Boğazın derin, soğuk ve karanlık sularında yalnızdır Kız Kulesi (önceki yazı için tıklayın). Yalnız, yapayalnız. Öylesine tek başınadır ki boğazın ne hoyrat dalgalarını ne hırçın rüzgârlarını ne de kızgın güneşini umursar. Hüzünlüdür. İçine kapanmıştır. Işıltısını kaybetmiştir. Yorgun ve yılgındır. Ama bir o kadar da asil. Bir o kadar da zarif, alımlı ve endamlı. Öylesine vakurdur ki kıyıdan insanın ona saatlerce bakası gelir, alır götürür insanı bu dünyadan o dünyaya, efsaneden efsaneye, masaldan masala…

Zaten İstanbul efsaneler şehri değil midir? Aşkların şehri, âşıkların şehri, kavuşamayanlar şehri, yalnızların şehri… Efsane bu ya, evvel zaman iken zaman zaman içinde, kalbur saman içinde iken yoksullar handa beyler konakta padişah sarayda iken yıllar yılları kovalamış, yüzyılları doğurmuş, gün gelmiş çatmış ve Kız Kulesi denizin ortasında yavaş yavaş yükselen bir kule görmüş, bu ne ihtişam! Çok heyecanlanmış. Acaba yalnızlığı, hani o içini çürüten, küflendiren, onu solduran yapayalnızlığı bitecek miydi? 

Gizliden gizliye günden güne kulenin yükselişini izlemiş. O kadar merak içindeymiş ki her gün kuleye bakmadan yapamıyormuş. Güneşin ışıklarının kuleye vuruşuna, ay ışığının kuleyle dans edişine hayran kalmaya başlamış. Gözlerini kuleden alamıyormuş. Kule de öylesine kudretli öylesine heybetli görüyormuş ki kıyıdan geçen insanlar hayran kalıyorlarmış. Bu kule öylesine gösterişliymiş ki İstanbul’un her yerine hâkimmiş.  Galata Kulesi’ymiş adı. İstanbullular bu yakışıklı Galata Kulesine baktıktan hemen sonra gözlerini nazlı güzel Kız Kulesine çeviriyormuş, acaba bu yalnızlık bitiyor mu?

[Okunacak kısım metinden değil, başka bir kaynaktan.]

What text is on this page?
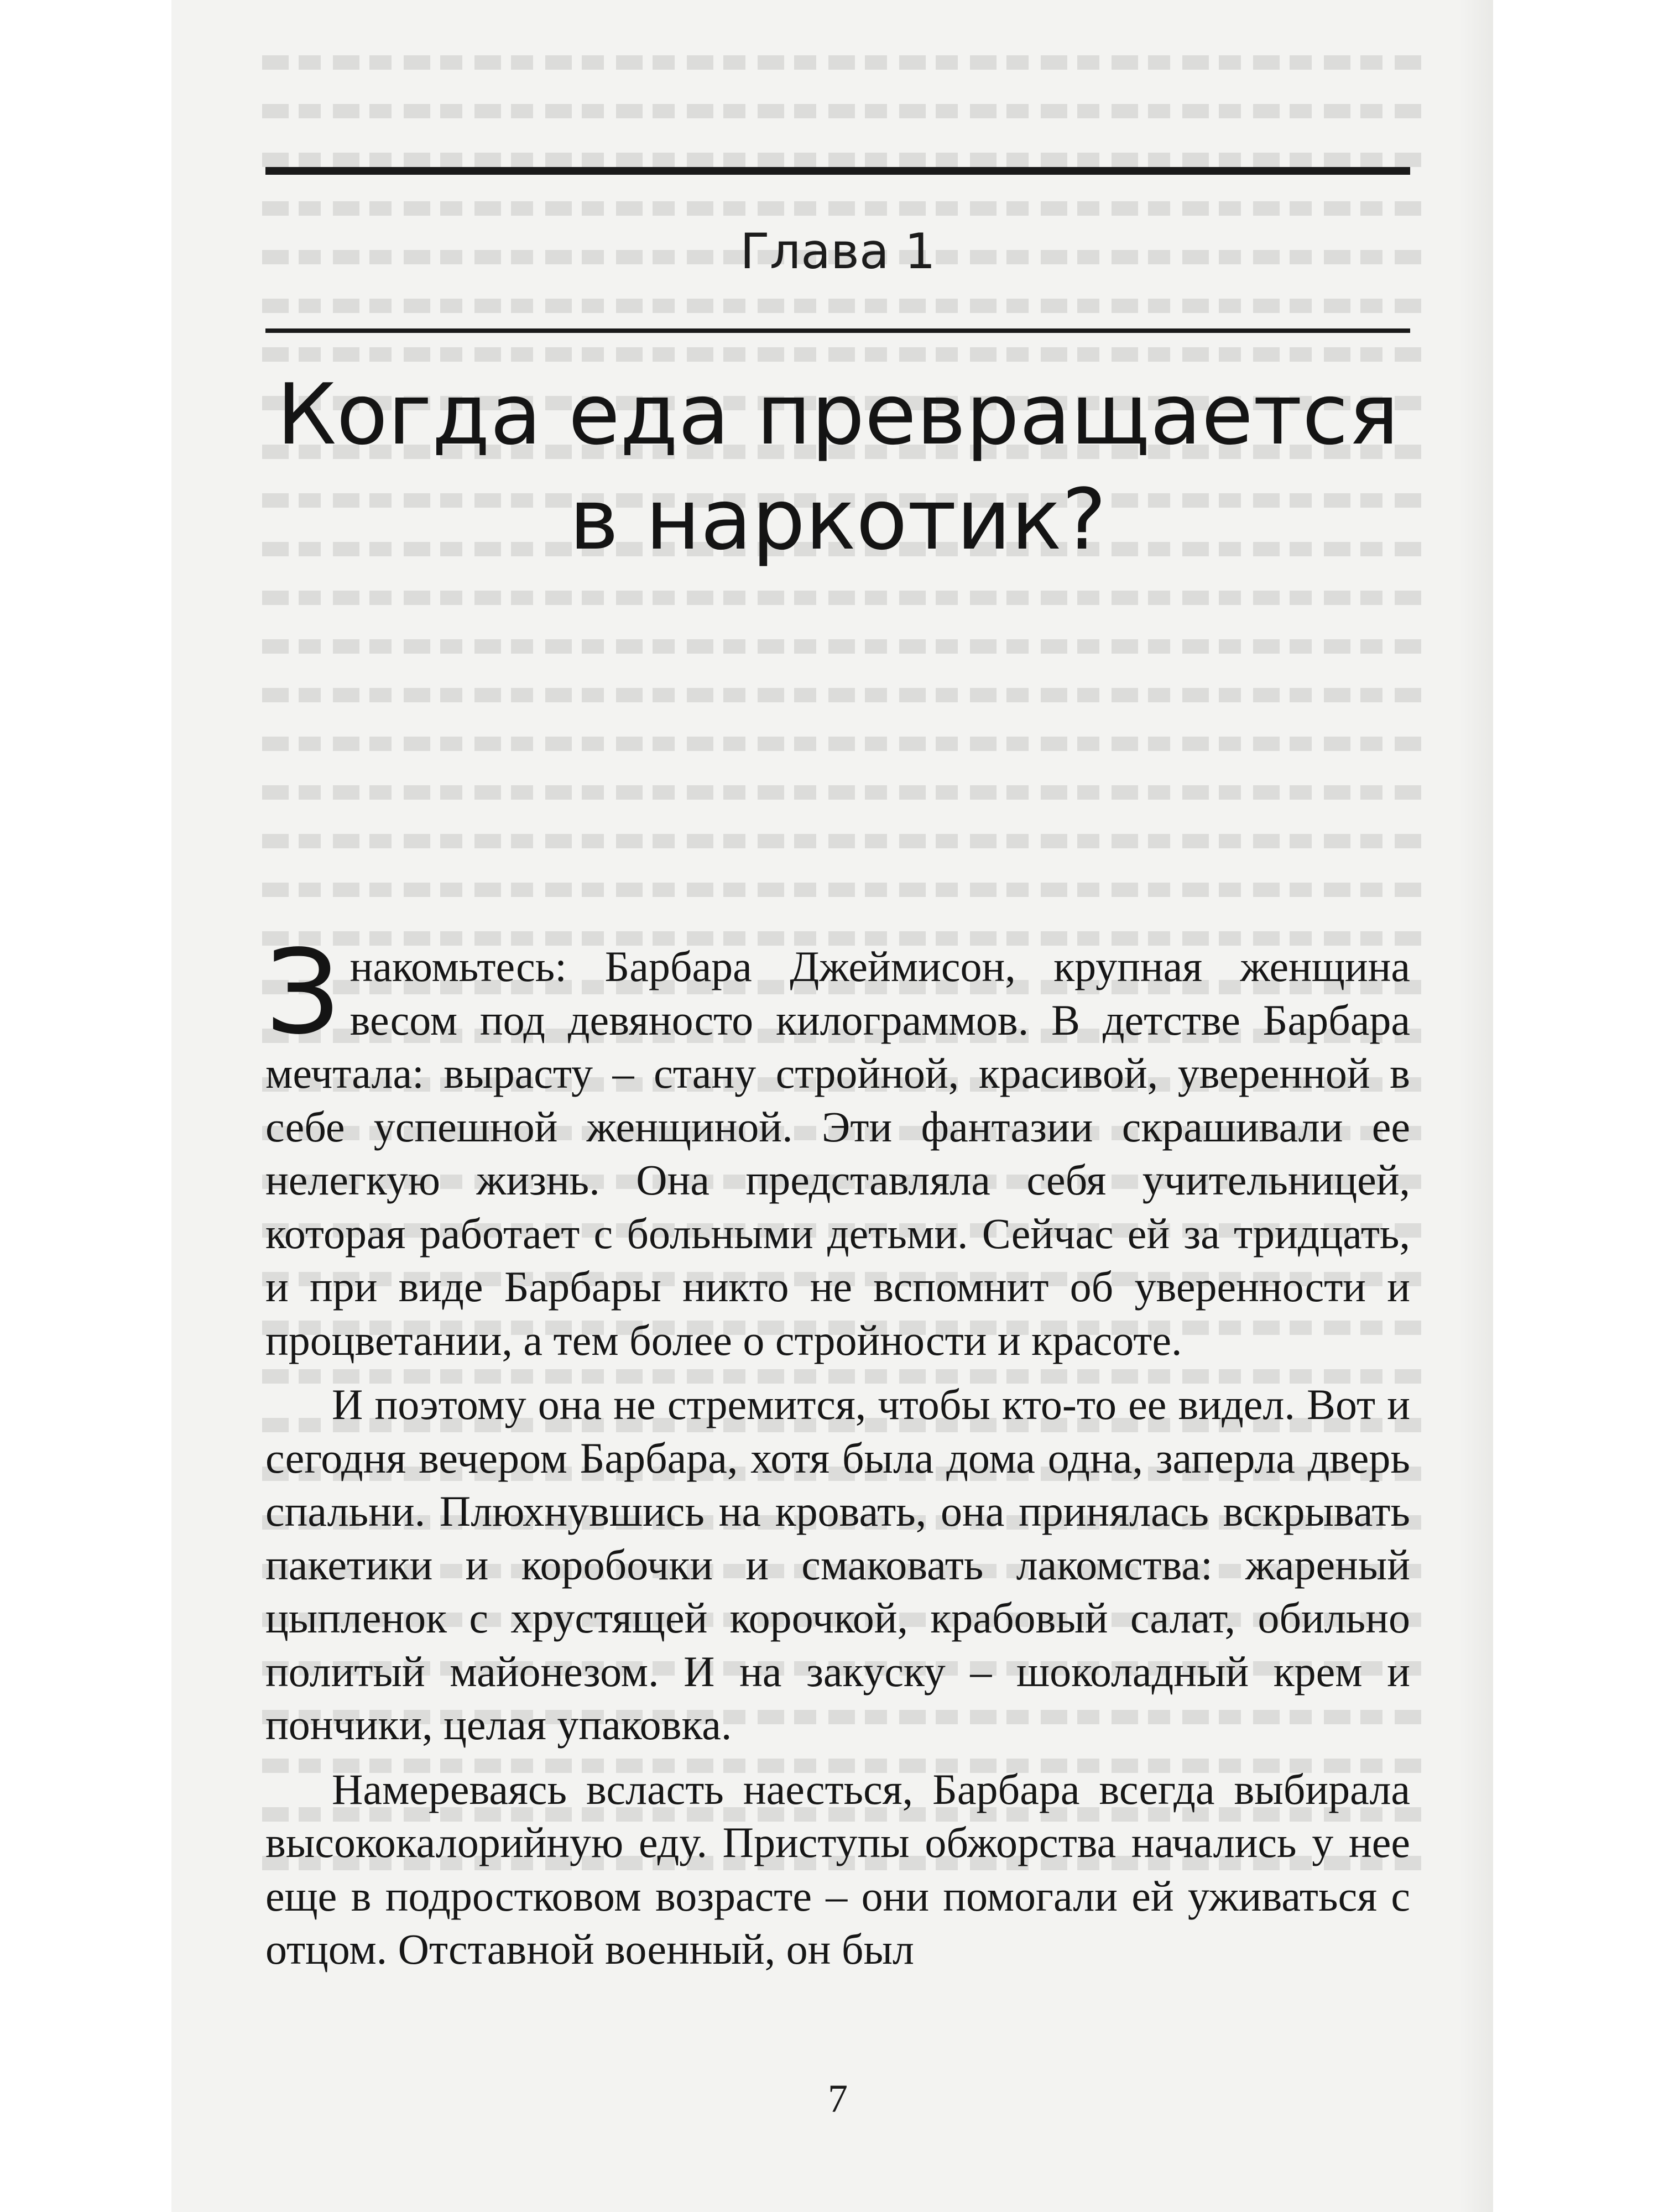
Глава 1

Когда еда превращается
в наркотик?

Знакомьтесь: Барбара Джеймисон, крупная женщина весом под девяносто килограммов. В детстве Барбара мечтала: вырасту – стану стройной, красивой, уверенной в себе успешной женщиной. Эти фантазии скрашивали ее нелегкую жизнь. Она представляла себя учительницей, которая работает с больными детьми. Сейчас ей за тридцать, и при виде Барбары никто не вспомнит об уверенности и процветании, а тем более о стройности и красоте.

И поэтому она не стремится, чтобы кто-то ее видел. Вот и сегодня вечером Барбара, хотя была дома одна, заперла дверь спальни. Плюхнувшись на кровать, она принялась вскрывать пакетики и коробочки и смаковать лакомства: жареный цыпленок с хрустящей корочкой, крабовый салат, обильно политый майонезом. И на закуску – шоколадный крем и пончики, целая упаковка.

Намереваясь всласть наесться, Барбара всегда выбирала высококалорийную еду. Приступы обжорства начались у нее еще в подростковом возрасте – они помогали ей уживаться с отцом. Отставной военный, он был

7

Hani o Kız Kulesinin içini çürüten, küflendiren, onu solduran yapayalnızlığı…

Beyoğlu’nda yavaş yavaş yükselen bu heybetli Galata Kulesi de Üsküdar’da kendisini izleyen nazlı güzel Kız Kulesi’ni görmüş. O da içten içe vurulmuş. O da gizliden gizliye günden güne Kız Kulesi’ni izlemiş. O da güneşin ışıklarının Kız Kulesi’ne vuruşuna, ay ışığının Kız Kulesi’yle dans edişine hayran kalmaya başlamış. O da gözlerini artık Kız Kulesi’nde alamamaya başlamış.

Birbirlerini her an süzmeye başlamış âşık kuleler. Ezberlemişler artık yakıcı güneşin duvarlarına vuruşunu, hoyrat dalgaların eteklerini yalayışlarını, hırçın rüzgârların saçlarını savuruşlarını, başlarında uçuşan martıları, balıkçı teknelerini, onları izleyen İstanbulluları… Ulaşamamışlar birbirlerine, anlatamamışlar aşklarını, seni seviyorum diyememişler!  Kahrolmuşlar! Parçalanmışlar! Yanmışlar! Yıkılmışlar! Vazgeçmişler.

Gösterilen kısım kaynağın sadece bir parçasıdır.